Japanese Egg Sandwich Recipe: Egg Salad Or Tamago Sando
Tamago sando, Japan's most beloved convenience store egg sandwich recipe, is a humble and deeply satisfying dish of creamy egg salad between two slices of shokupan, the pillowy Japanese milk bread. Found on every shelf at 7-Eleven, Family Mart, and Lawson across Japan, it has crossed from everyday snack to international cult food, and for good reason: it is one of those rare things where simplicity produces something that tastes genuinely extraordinary.
The egg sandwich recipe’s filling is stripped to its basics, with no cheese, mustard, onions, or other extras. Just boiled eggs mashed with Japanese mayonnaise, a small amount of milk, a pinch of sugar, salt, and pepper. The use of a specific mayo is important. This recipe needs a mayo that has an egg-yolk-only base and rice-vinegar tang, giving the Japanese egg salad sando its distinctive richness and rounded flavour that the typical mayo cannot replicate.

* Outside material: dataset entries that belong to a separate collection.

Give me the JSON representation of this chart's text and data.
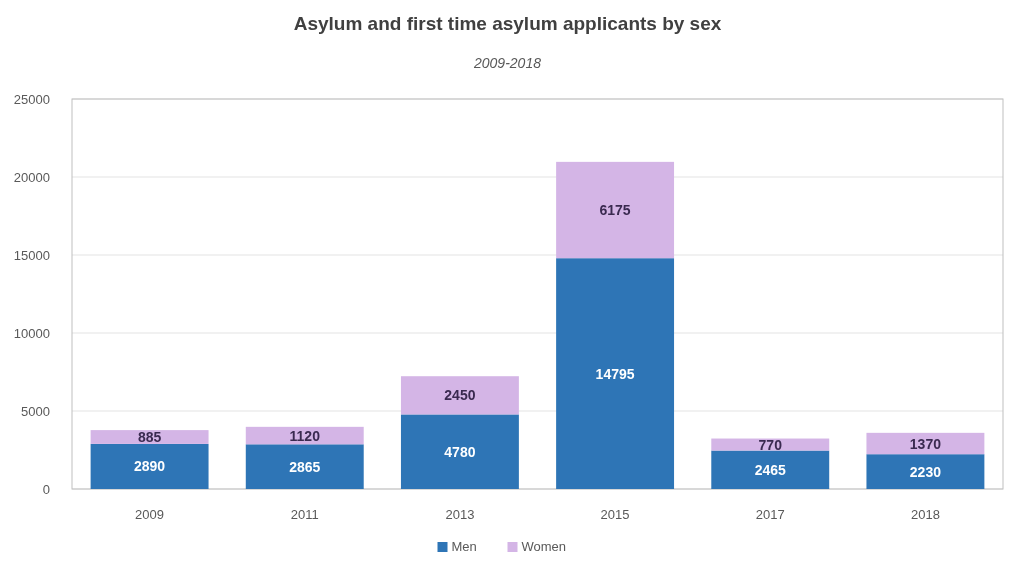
{
  "chart_data": {
    "type": "bar",
    "title": "Asylum and first time asylum applicants by sex",
    "subtitle": "2009-2018",
    "categories": [
      "2009",
      "2011",
      "2013",
      "2015",
      "2017",
      "2018"
    ],
    "stacked": true,
    "data_labels": true,
    "grid": "y",
    "legend": "bottom",
    "ylim": [
      0,
      25000
    ],
    "yticks": [
      0,
      5000,
      10000,
      15000,
      20000,
      25000
    ],
    "series": [
      {
        "name": "Men",
        "color": "#2e75b6",
        "values": [
          2890,
          2865,
          4780,
          14795,
          2465,
          2230
        ]
      },
      {
        "name": "Women",
        "color": "#d4b5e6",
        "values": [
          885,
          1120,
          2450,
          6175,
          770,
          1370
        ]
      }
    ]
  }
}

The final steps are worth doing properly as every Japanese dish leans firmly towards producing aesthetically pleasing results. Make sure to press the assembled sandwich between two plates for five minutes, then cut away all four crusts for the classic presentation. What you get is a stack of pure, soft, creamy egg sandwiches with no hard edges, exactly how every konbini (convenience store) in Japan serves it.